Checks include duplicate names, invalid schema shape, missing descriptions, empty required fields, and naming hygiene.

### 3. Runtime Selection

- Choose **Python** for fast iteration and data-heavy backends.
- Choose **TypeScript** for unified JS stacks and tighter frontend/backend contract reuse.
- Keep tool contracts stable even if transport/runtime changes.

### 4. Auth & Safety Design

- Keep secrets in env, not in tool schemas.
- Prefer explicit allowlists for outbound hosts.
- Return structured errors (`code`, `message`, `details`) for agent recovery.
- Avoid destructive operations without explicit confirmation inputs.

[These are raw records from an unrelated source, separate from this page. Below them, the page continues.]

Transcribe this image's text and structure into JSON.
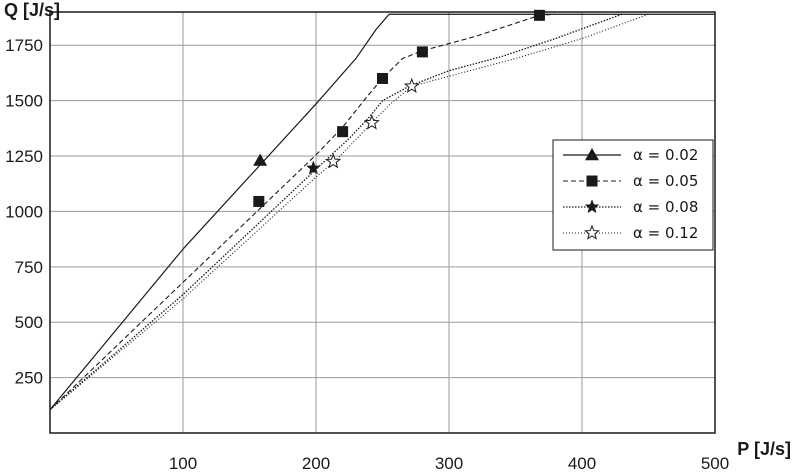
{
  "chart_data": {
    "type": "line",
    "xlabel": "P [J/s]",
    "ylabel": "Q [J/s]",
    "xlim": [
      0,
      500
    ],
    "ylim": [
      0,
      1900
    ],
    "xticks": [
      100,
      200,
      300,
      400,
      500
    ],
    "yticks": [
      250,
      500,
      750,
      1000,
      1250,
      1500,
      1750
    ],
    "grid": true,
    "legend_position": "right",
    "series": [
      {
        "name": "α = 0.02",
        "style": "solid",
        "marker": "triangle",
        "line": [
          [
            0,
            105
          ],
          [
            100,
            830
          ],
          [
            200,
            1485
          ],
          [
            230,
            1690
          ],
          [
            245,
            1820
          ],
          [
            255,
            1890
          ],
          [
            500,
            1890
          ]
        ],
        "markers": [
          [
            158,
            1230
          ]
        ]
      },
      {
        "name": "α = 0.05",
        "style": "dashed",
        "marker": "square",
        "line": [
          [
            0,
            105
          ],
          [
            100,
            680
          ],
          [
            200,
            1255
          ],
          [
            220,
            1380
          ],
          [
            240,
            1530
          ],
          [
            250,
            1600
          ],
          [
            265,
            1690
          ],
          [
            280,
            1725
          ],
          [
            320,
            1790
          ],
          [
            368,
            1885
          ],
          [
            380,
            1890
          ]
        ],
        "markers": [
          [
            157,
            1045
          ],
          [
            220,
            1360
          ],
          [
            250,
            1600
          ],
          [
            280,
            1720
          ],
          [
            368,
            1885
          ]
        ]
      },
      {
        "name": "α = 0.08",
        "style": "dotted",
        "marker": "star",
        "line": [
          [
            0,
            105
          ],
          [
            100,
            625
          ],
          [
            200,
            1190
          ],
          [
            225,
            1330
          ],
          [
            240,
            1425
          ],
          [
            250,
            1500
          ],
          [
            270,
            1565
          ],
          [
            300,
            1635
          ],
          [
            340,
            1700
          ],
          [
            380,
            1780
          ],
          [
            430,
            1890
          ]
        ],
        "markers": [
          [
            198,
            1195
          ]
        ]
      },
      {
        "name": "α = 0.12",
        "style": "fine-dotted",
        "marker": "open-star",
        "line": [
          [
            0,
            105
          ],
          [
            100,
            605
          ],
          [
            200,
            1155
          ],
          [
            215,
            1230
          ],
          [
            242,
            1400
          ],
          [
            255,
            1480
          ],
          [
            272,
            1565
          ],
          [
            300,
            1610
          ],
          [
            350,
            1690
          ],
          [
            400,
            1780
          ],
          [
            450,
            1890
          ]
        ],
        "markers": [
          [
            213,
            1225
          ],
          [
            242,
            1400
          ],
          [
            272,
            1565
          ]
        ]
      }
    ]
  }
}
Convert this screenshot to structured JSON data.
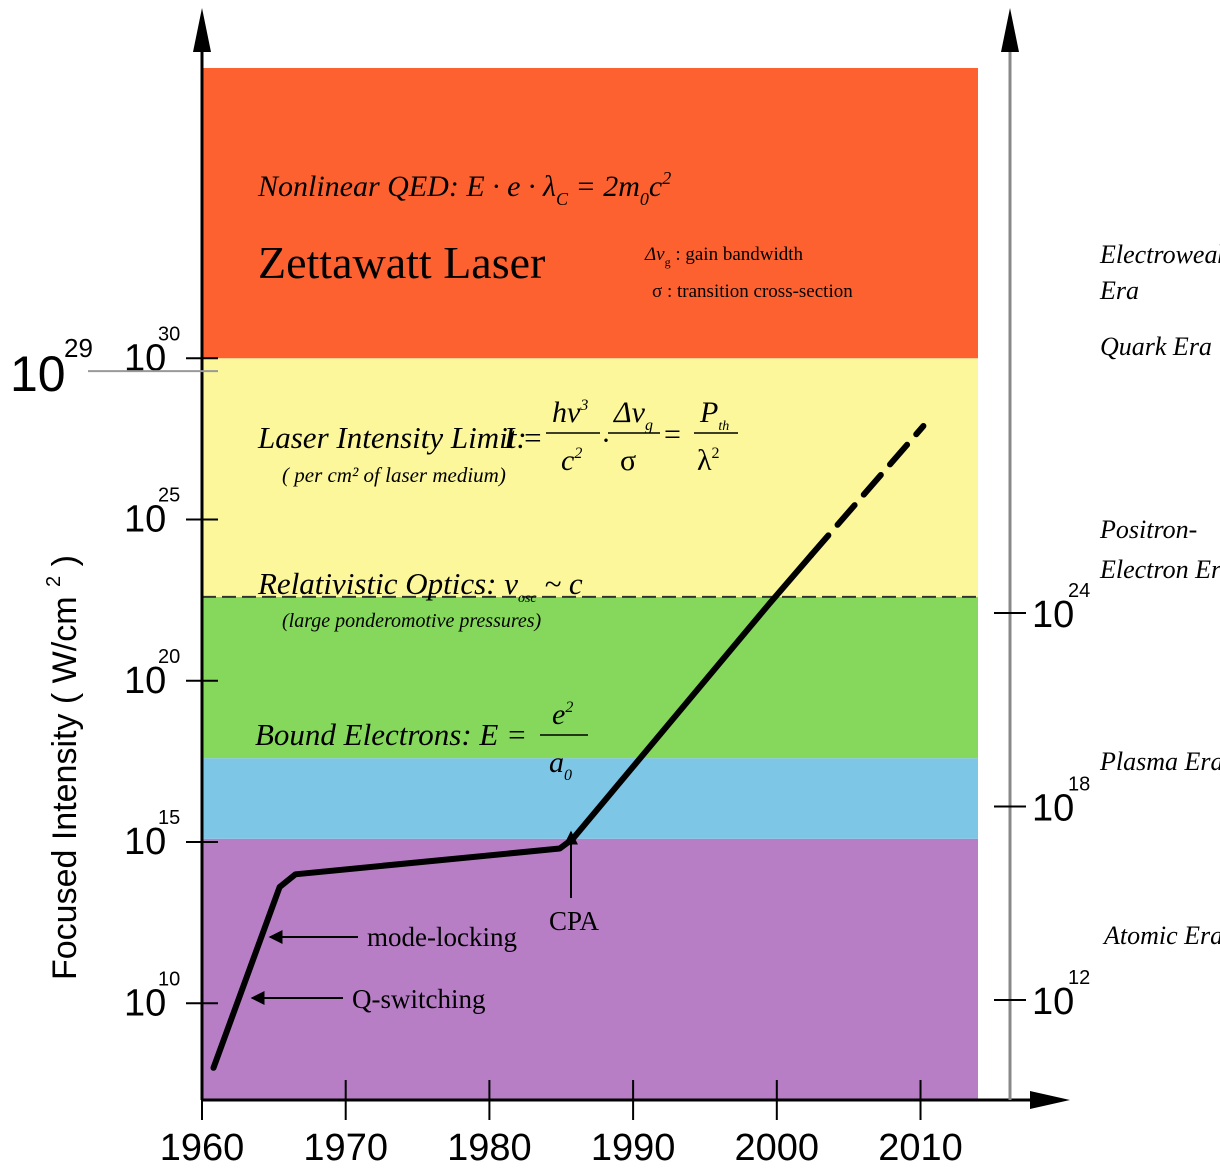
{
  "chart_data": {
    "type": "line",
    "ylabel": "Focused Intensity ( W/cm",
    "ylabel_sup": "2",
    "ylabel_close": ")",
    "x_ticks": [
      "1960",
      "1970",
      "1980",
      "1990",
      "2000",
      "2010"
    ],
    "x_range": [
      1960,
      2014
    ],
    "y_scale": "log",
    "y_range_exponent": [
      7,
      39
    ],
    "y_ticks": [
      {
        "base": "10",
        "exp": "10",
        "value_exp": 10
      },
      {
        "base": "10",
        "exp": "15",
        "value_exp": 15
      },
      {
        "base": "10",
        "exp": "20",
        "value_exp": 20
      },
      {
        "base": "10",
        "exp": "25",
        "value_exp": 25
      },
      {
        "base": "10",
        "exp": "30",
        "value_exp": 30
      }
    ],
    "highlight_tick": {
      "base": "10",
      "exp": "29",
      "value_exp": 29.6
    },
    "right_ticks": [
      {
        "base": "10",
        "exp": "12",
        "value_exp": 10.1
      },
      {
        "base": "10",
        "exp": "18",
        "value_exp": 16.1
      },
      {
        "base": "10",
        "exp": "24",
        "value_exp": 22.1
      }
    ],
    "bands": [
      {
        "name": "purple",
        "from": 7,
        "to": 15.1,
        "color": "#b77ec6"
      },
      {
        "name": "blue",
        "from": 15.1,
        "to": 17.6,
        "color": "#7ec6e6"
      },
      {
        "name": "green",
        "from": 17.6,
        "to": 22.6,
        "color": "#85d85b"
      },
      {
        "name": "yellow",
        "from": 22.6,
        "to": 30,
        "color": "#fbf79a"
      },
      {
        "name": "red",
        "from": 30,
        "to": 34,
        "color": "#fd6130"
      }
    ],
    "series": [
      {
        "style": "solid",
        "points": [
          [
            1960.8,
            8.0
          ],
          [
            1965.4,
            13.6
          ],
          [
            1966.5,
            14.0
          ],
          [
            1984.9,
            14.8
          ],
          [
            1985.8,
            15.1
          ],
          [
            1999.5,
            22.4
          ],
          [
            2002.4,
            23.9
          ]
        ]
      },
      {
        "style": "dashed",
        "points": [
          [
            2002.4,
            23.9
          ],
          [
            2010.2,
            27.9
          ]
        ]
      }
    ],
    "region_labels": {
      "qed": "Nonlinear QED:  E · e · λ",
      "qed_sub": "C",
      "qed_rhs": " = 2m",
      "qed_rhs_sub": "0",
      "qed_rhs_c": "c",
      "qed_rhs_sup": "2",
      "zettawatt": "Zettawatt Laser",
      "gain_legend": "Δν",
      "gain_legend_sub": "g",
      "gain_legend_text": " : gain bandwidth",
      "sigma_legend": "σ   : transition cross-section",
      "limit": "Laser Intensity Limit:",
      "limit_note": "( per cm² of laser medium)",
      "limit_I": "I =",
      "limit_num1": "hν",
      "limit_num1_sup": "3",
      "limit_den1": "c",
      "limit_den1_sup": "2",
      "limit_dot": "·",
      "limit_num2": "Δν",
      "limit_num2_sub": "g",
      "limit_den2": "σ",
      "limit_eq": "=",
      "limit_num3": "P",
      "limit_num3_sub": "th",
      "limit_den3": "λ",
      "limit_den3_sup": "2",
      "relativistic": "Relativistic Optics:  ν",
      "relativistic_sub": "osc",
      "relativistic_rhs": " ~ c",
      "relativistic_note": "(large ponderomotive pressures)",
      "bound": "Bound Electrons:   E =",
      "bound_num": "e",
      "bound_num_sup": "2",
      "bound_den": "a",
      "bound_den_sub": "0"
    },
    "annotations": [
      {
        "text": "mode-locking"
      },
      {
        "text": "Q-switching"
      },
      {
        "text": "CPA"
      }
    ],
    "eras": [
      {
        "line1": "Electroweak",
        "line2": "Era"
      },
      {
        "line1": "Quark Era",
        "line2": ""
      },
      {
        "line1": "Positron-",
        "line2": "Electron Era"
      },
      {
        "line1": "Plasma Era",
        "line2": ""
      },
      {
        "line1": "Atomic Era",
        "line2": ""
      }
    ]
  }
}
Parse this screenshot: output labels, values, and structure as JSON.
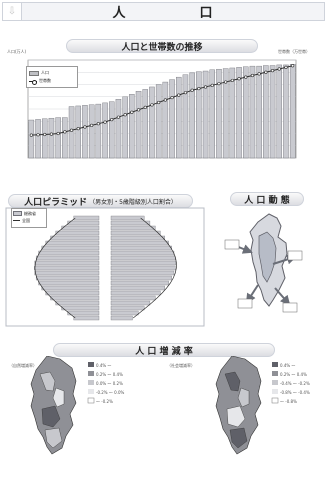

### 5. Versioning Strategy

- Additive fields only for non-breaking updates.
- Never rename tool names in-place.
- Introduce new tool IDs for breaking behavior changes.
- Maintain changelog of tool contracts per release.

## Script Interfaces

- `python3 scripts/openapi_to_mcp.py --help`
  - Reads OpenAPI from stdin or `--input`
  - Produces manifest + server scaffold
  - Emits JSON summary or text report
- `python3 scripts/mcp_validator.py --help`
  - Validates manifests and optional runtime config
  - Returns non-zero exit in strict mode when errors exist

## Common Pitfalls

1. Tool names derived directly from raw paths (`get__v1__users___id`)
2. Missing operation descriptions (agents choose tools poorly)
3. Ambiguous parameter schemas with no required fields
4. Mixing transport errors and domain errors in one opaque message
5. Building tool contracts that expose secret values
6. Breaking clients by changing schema keys without versioning

## Best Practices

1. Use `operationId` as canonical tool name when available.
2. Keep one task intent per tool; avoid mega-tools.
3. Add concise descriptions with action verbs.
4. Validate contracts in CI using strict mode.
5. Keep generated scaffold committed, then customize incrementally.
6. Pair contract changes with changelog entries.

## Reference Material

- [references/openapi-extraction-guide.md](references/openapi-extraction-guide.md)
- [references/python-server-template.md](references/python-server-template.md)
- [references/typescript-server-template.md](references/typescript-server-template.md)
- [references/validation-checklist.md](references/validation-checklist.md)
- [README.md](README.md)

## Architecture Decisions

Choose the server approach per constraint:

- Python runtime: faster iteration, data pipelines, backend-heavy teams
- TypeScript runtime: shared types with JS stack, frontend-heavy teams
- Single MCP server: easiest operations, broader blast radius
- Split domain servers: cleaner ownership and safer change boundaries

## Contract Quality Gates

Before publishing a manifest:

1. Every tool has clear verb-first name.
2. Every tool description explains intent and expected result.
3. Every required field is explicitly typed.
4. Destructive actions include confirmation parameters.
5. Error payload format is consistent across all tools.
6. Validator returns zero errors in strict mode.

## Testing Strategy

- Unit: validate transformation from OpenAPI operation to MCP tool schema.
- Contract: snapshot `tool_manifest.json` and review diffs in PR.
- Integration: call generated tool handlers against staging API.
- Resilience: simulate 4xx/5xx upstream errors and verify structured responses.

## Deployment Practices

- Pin MCP runtime dependencies per environment.
- Roll out server updates behind versioned endpoint/process.
- Keep backward compatibility for one release window minimum.
- Add changelog notes for new/removed/changed tool contracts.

## Security Controls

- Keep outbound host allowlist explicit.
- Do not proxy arbitrary URLs from user-provided input.
- Redact secrets and auth headers from logs.
- Rate-limit high-cost tools and add request timeouts.